Sunnylands Golf Course

A Magnet for Famous Golfers

Visitors to the Center will notice a glass display case of golf balls. Imprinted on them are such names as Bob Hope, Richard Nixon, and Frank Sinatra. These people and others--both famous and not so--were fortunate enough to have played on the Sunnylands golf course.

Dwight Eisenhower was the first president to tee off at the Sunnylands course, followed in time by Presidents Richard Nixon, Ronald Reagan, and George H.W. Bush, as well as Vice President Dan Quayle and Secretary of State George Shultz. In fact, Shultz and Reagan had a regular game at Sunnylands every New Year's Eve for several years.

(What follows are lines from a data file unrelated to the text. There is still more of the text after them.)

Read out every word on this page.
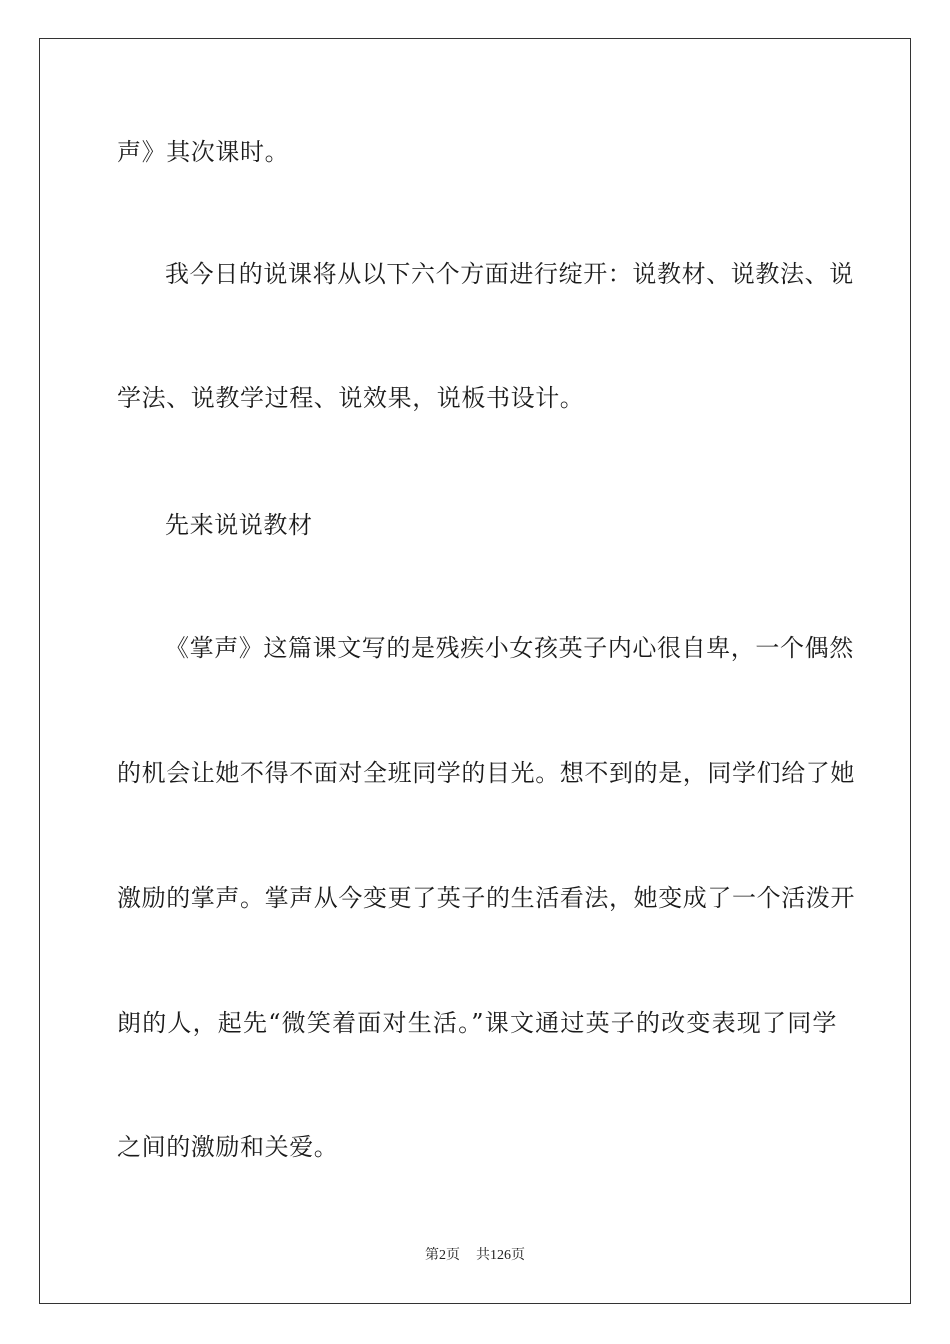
声》其次课时。
我今日的说课将从以下六个方面进行绽开：说教材、说教法、说
学法、说教学过程、说效果，说板书设计。
先来说说教材
《掌声》这篇课文写的是残疾小女孩英子内心很自卑，一个偶然
的机会让她不得不面对全班同学的目光。想不到的是，同学们给了她
激励的掌声。掌声从今变更了英子的生活看法，她变成了一个活泼开
朗的人，起先“微笑着面对生活。”课文通过英子的改变表现了同学
之间的激励和关爱。
第2页 共126页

Presidents Gerald Ford and George H.W. Bush on the Sunnylands golf course
First Lady Barbara Bush and Leonore Annenberg
President George H.W. Bush
President Ronald Reagan with, from left, Earle Jorgensen, Dr. Richard Rothman, Attorney General William French Smith, Secretary of State George Shultz, pro golfer Tom Watson, President Reagan, pro golfer Lee Trevino, Ambassador Annenberg, and Ambassador Charles Price.

Beyond politicians, stars of the golf world like Raymond Floyd, Arnold Palmer, Lee Trevino, and Tom Watson also had the privilege of playing at Sunnylands. "The course architect, Dick Wilson, was a genius," says Floyd, both a U.S. Open and PGA Championship winner. "What a mind you have to have to create 18 holes on nine greens. It's so cleverly thought out."

An Ingenious Course Restored

Dick Wilson designed the course in 1964, and parts of it were open for play even before Sunnylands was completely finished. Wilson, a highly-regarded golf course designer in the 1950s and '60s, built the Sunnylands course in a parkland style.

The Sunnylands course is unique for its distinctive landmarks. A magnolia tree sits on the seventh hole, given to the Annenbergs in 1972 by President Richard Nixon, who kept a set of clubs on the property. The tree came from a cutting taken from one at The Hermitage, the home of President Andrew Jackson in Nashville, Tennessee. On the fifth fairway is a 30-foot Kwakiutl totem pole. Canadian Ambassador Jack Hamilton Warrant suggested the piece in 1976, and the Annenbergs then commissioned it from Canadian First Nations artist Henry Hunt.

More recently, golf course designers Tim Jackson and David Kahn have given the Sunnylands course a modern facelift. With painstaking research into Wilson's original concept, the greens now average 8,000 to 9,000 square feet. This allows for a variety of pin placements along the double-looping, 9-hole, par 72 course.

Moreover, the course's irrigation system has been upgraded for efficiency and environmental sustainability. In addition, roughly 60 acres of turf grass were replaced with meadow grass and mulch to reduce water use.